A l'audience du 30 mai 2023, l'instruction a été close et les parties entendues dans leurs plaidoiries.

MOTIFS

I 'Sur l'exécution du contrat de travail

Sur le temps de travail

Sur la convention de forfait en heures ou en jours

M. [X] estime que la clause afférente ne réunit pas les conditions de validité exigées par la réglementation pour les conventions de forfait en heures, notamment faute de décompte du temps de travail, d'autant qu'elle ne prévoit pas le nombre d'heures de travail y compris supplémentaires devant être effectuées, et il en plaide la nullité. S'il devait s'agir d'une convention de forfait en jours, il en soutient l'invalidité faute d'accord d'entreprise la permettant, de contrôle de son temps de travail et d'entretien annuel sur la charge de travail.

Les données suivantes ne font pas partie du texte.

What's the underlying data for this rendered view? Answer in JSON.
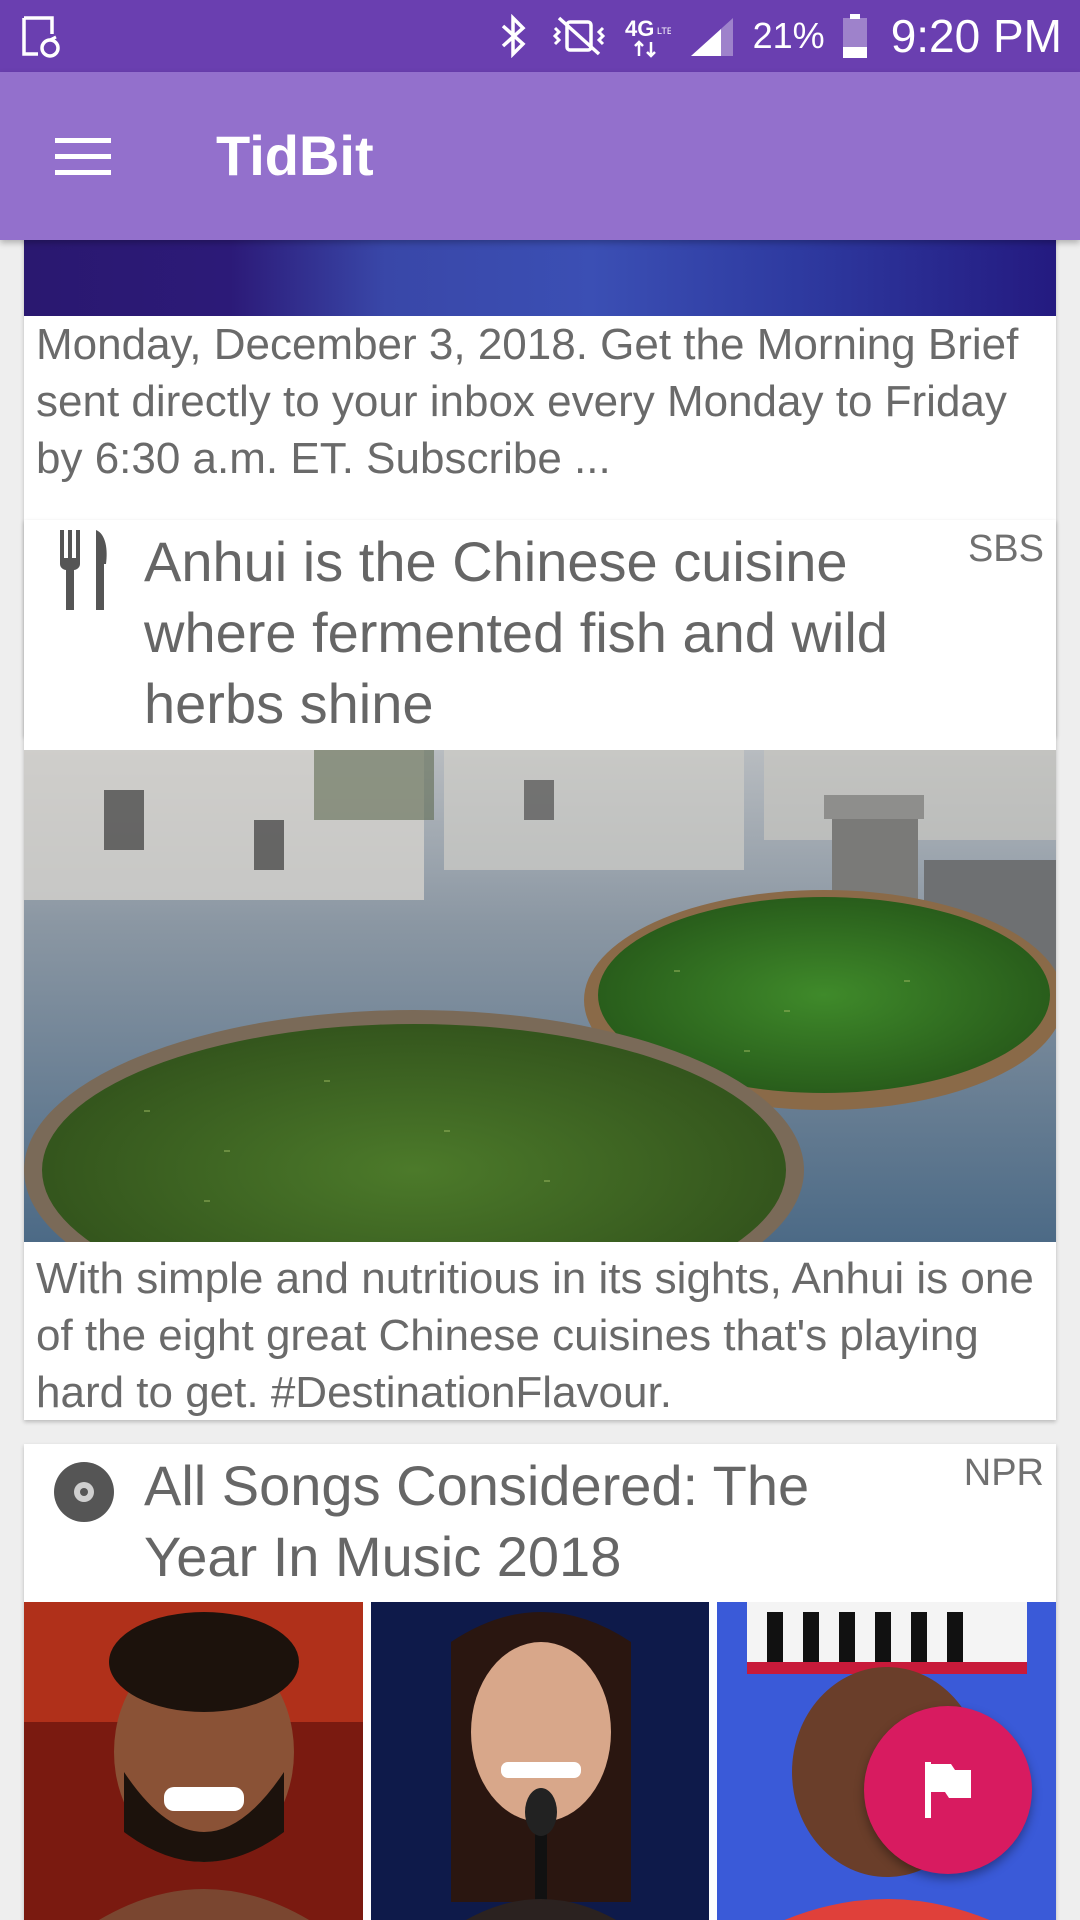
{
  "status_bar": {
    "battery_percent": "21%",
    "time": "9:20 PM",
    "icons": [
      "screenshot-icon",
      "bluetooth-icon",
      "vibrate-icon",
      "lte-icon",
      "signal-icon",
      "battery-icon"
    ]
  },
  "app_bar": {
    "title": "TidBit",
    "menu_icon": "hamburger-menu-icon"
  },
  "feed": {
    "cards": [
      {
        "summary": "Monday, December 3, 2018. Get the Morning Brief sent directly to your inbox every Monday to Friday by 6:30 a.m. ET. Subscribe ..."
      },
      {
        "category_icon": "fork-knife-icon",
        "title": "Anhui is the Chinese cuisine where fermented fish and wild herbs shine",
        "source": "SBS",
        "summary": "With simple and nutritious in its sights, Anhui is one of the eight great Chinese cuisines that's playing hard to get. #DestinationFlavour."
      },
      {
        "category_icon": "disc-icon",
        "title": "All Songs Considered: The Year In Music 2018",
        "source": "NPR"
      }
    ]
  },
  "fab": {
    "icon": "flag-icon",
    "color": "#d81b60"
  },
  "colors": {
    "status_bar": "#6a3fb0",
    "app_bar": "#9370cc",
    "accent": "#d81b60"
  }
}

Du moment que la nature des tâches de l'intéressé empêche sa soumission à un horaire collectif, l'employeur plaide la convention de forfait en jours, et en déduit que la durée du travail ne pouvait se décompter en heures supplémentaires. A défaut, au même constat, il considère que M. [X] était soumis à une convention de forfait en heures sur le mois, dans la limite de 151,67 heures par mois, et en conclut que le décompte des heures supplémentaires se fait au mois.

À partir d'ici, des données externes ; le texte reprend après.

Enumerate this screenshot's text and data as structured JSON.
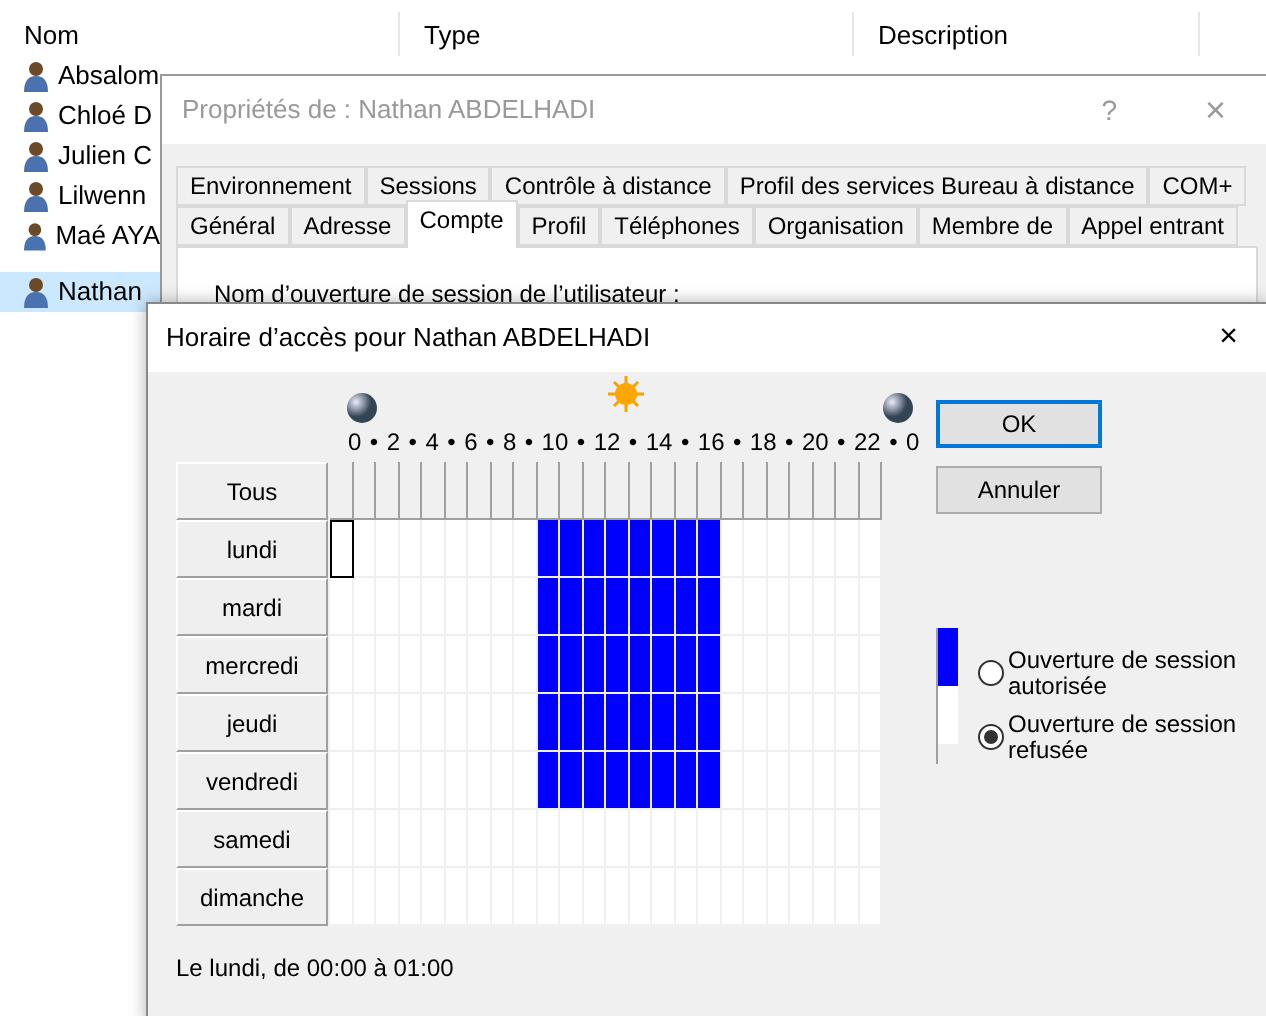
{
  "list": {
    "columns": [
      "Nom",
      "Type",
      "Description"
    ],
    "rows": [
      {
        "name": "Absalom",
        "selected": false
      },
      {
        "name": "Chloé D",
        "selected": false
      },
      {
        "name": "Julien C",
        "selected": false
      },
      {
        "name": "Lilwenn",
        "selected": false
      },
      {
        "name": "Maé AYA",
        "selected": false
      },
      {
        "name": "Nathan",
        "selected": true
      }
    ]
  },
  "properties": {
    "title": "Propriétés de : Nathan ABDELHADI",
    "help": "?",
    "close": "×",
    "tab_rows": [
      [
        {
          "label": "Environnement",
          "selected": false
        },
        {
          "label": "Sessions",
          "selected": false
        },
        {
          "label": "Contrôle à distance",
          "selected": false
        },
        {
          "label": "Profil des services Bureau à distance",
          "selected": false
        },
        {
          "label": "COM+",
          "selected": false
        }
      ],
      [
        {
          "label": "Général",
          "selected": false
        },
        {
          "label": "Adresse",
          "selected": false
        },
        {
          "label": "Compte",
          "selected": true
        },
        {
          "label": "Profil",
          "selected": false
        },
        {
          "label": "Téléphones",
          "selected": false
        },
        {
          "label": "Organisation",
          "selected": false
        },
        {
          "label": "Membre de",
          "selected": false
        },
        {
          "label": "Appel entrant",
          "selected": false
        }
      ]
    ],
    "field_label": "Nom d’ouverture de session de l’utilisateur :"
  },
  "schedule": {
    "title": "Horaire d’accès pour Nathan ABDELHADI",
    "close": "×",
    "hour_labels": [
      "0",
      "2",
      "4",
      "6",
      "8",
      "10",
      "12",
      "14",
      "16",
      "18",
      "20",
      "22",
      "0"
    ],
    "separator": "•",
    "all_label": "Tous",
    "days": [
      {
        "label": "lundi",
        "focused": true,
        "allowed": [
          false,
          false,
          false,
          false,
          false,
          false,
          false,
          false,
          false,
          true,
          true,
          true,
          true,
          true,
          true,
          true,
          true,
          false,
          false,
          false,
          false,
          false,
          false,
          false
        ]
      },
      {
        "label": "mardi",
        "focused": false,
        "allowed": [
          false,
          false,
          false,
          false,
          false,
          false,
          false,
          false,
          false,
          true,
          true,
          true,
          true,
          true,
          true,
          true,
          true,
          false,
          false,
          false,
          false,
          false,
          false,
          false
        ]
      },
      {
        "label": "mercredi",
        "focused": false,
        "allowed": [
          false,
          false,
          false,
          false,
          false,
          false,
          false,
          false,
          false,
          true,
          true,
          true,
          true,
          true,
          true,
          true,
          true,
          false,
          false,
          false,
          false,
          false,
          false,
          false
        ]
      },
      {
        "label": "jeudi",
        "focused": false,
        "allowed": [
          false,
          false,
          false,
          false,
          false,
          false,
          false,
          false,
          false,
          true,
          true,
          true,
          true,
          true,
          true,
          true,
          true,
          false,
          false,
          false,
          false,
          false,
          false,
          false
        ]
      },
      {
        "label": "vendredi",
        "focused": false,
        "allowed": [
          false,
          false,
          false,
          false,
          false,
          false,
          false,
          false,
          false,
          true,
          true,
          true,
          true,
          true,
          true,
          true,
          true,
          false,
          false,
          false,
          false,
          false,
          false,
          false
        ]
      },
      {
        "label": "samedi",
        "focused": false,
        "allowed": [
          false,
          false,
          false,
          false,
          false,
          false,
          false,
          false,
          false,
          false,
          false,
          false,
          false,
          false,
          false,
          false,
          false,
          false,
          false,
          false,
          false,
          false,
          false,
          false
        ]
      },
      {
        "label": "dimanche",
        "focused": false,
        "allowed": [
          false,
          false,
          false,
          false,
          false,
          false,
          false,
          false,
          false,
          false,
          false,
          false,
          false,
          false,
          false,
          false,
          false,
          false,
          false,
          false,
          false,
          false,
          false,
          false
        ]
      }
    ],
    "buttons": [
      {
        "label": "OK",
        "default": true
      },
      {
        "label": "Annuler",
        "default": false
      }
    ],
    "legend": [
      {
        "label": "Ouverture de session autorisée",
        "color": "#0000ff",
        "selected": false
      },
      {
        "label": "Ouverture de session refusée",
        "color": "#ffffff",
        "selected": true
      }
    ],
    "status": "Le lundi, de 00:00 à 01:00"
  }
}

Le contrat de travail exprime, dans le paragraphe 4.1 intitulé « durée du travail » : « le salarié exercera sur la base de la réglementation en vigueur sur le temps de travail.

Or, pour mener à bien sa mission, il sera libre de s'organiser comme il l'entend en respectant les règles concourant au bon fonctionnement du service dont il relève.

En effet, compte tenu du niveau de responsabilité de celui-ci, de la latitude dont il dispose dans l'exercice de ses fonctions et de la liberté qui lui est laissée dans l'organisation de son travail, il est expressément convenu entre les parties que la rémunération forfaitaire brute du salarié [ensuite prévue] constitue la contrepartie forfaitaire de son activité professionnelle et ce, indépendamment de toute référence à la durée du travail. De facto, cette contrepartie financière inclut l'ensemble des heures travaillées sur un nombre de jours déterminés.

Les parties sont donc convenues au regard des fonctions exercées que le salarié exercera son activité sur la base forfaitaire de 151,67 [heures] mensuelles correspondant à 1607 heures annuelles dans la limite de 235 jours.

Compte tenu de sa liberté d'organisation et de son autonomie dans l'accomplissement de sa mission, il s'engage sur l'honneur à respecter en toutes circonstances le repos quotidien de 11 heures et hebdomadaire. »

L'article L.3121-39 du code du travail, applicable dans sa rédaction antérieure à la loi du 8 août 2016, dit que « la conclusion de conventions individuelles de forfait, en heures ou en jours, sur l'année est prévue par un accord collectif d'entreprise ou d'établissement ou, à défaut, par une convention ou un accord de branche. Cet accord collectif préalable détermine les catégories de salariés susceptibles de conclure une convention individuelle de forfait, ainsi que la durée annuelle du travail à partir de laquelle le forfait est établi, et fixe les caractéristiques principales de ces conventions ».

Cet accord collectif ayant pour objet d'assurer la protection de la sécurité et de la santé du salarié et de son droit au repos, il convient, s'il devait manquer à ces conditions, que l'employeur mette en place les modalités permettant de pallier l'absence de mentions conformes à la loi du 8 août 2016 pour les contrats conclus avant son entrée en vigueur, à savoir essentiellement la vérification par l'employeur que la charge de travail est compatible avec le respect des temps de repos quotidiens et hebdomadaires, et reste raisonnable.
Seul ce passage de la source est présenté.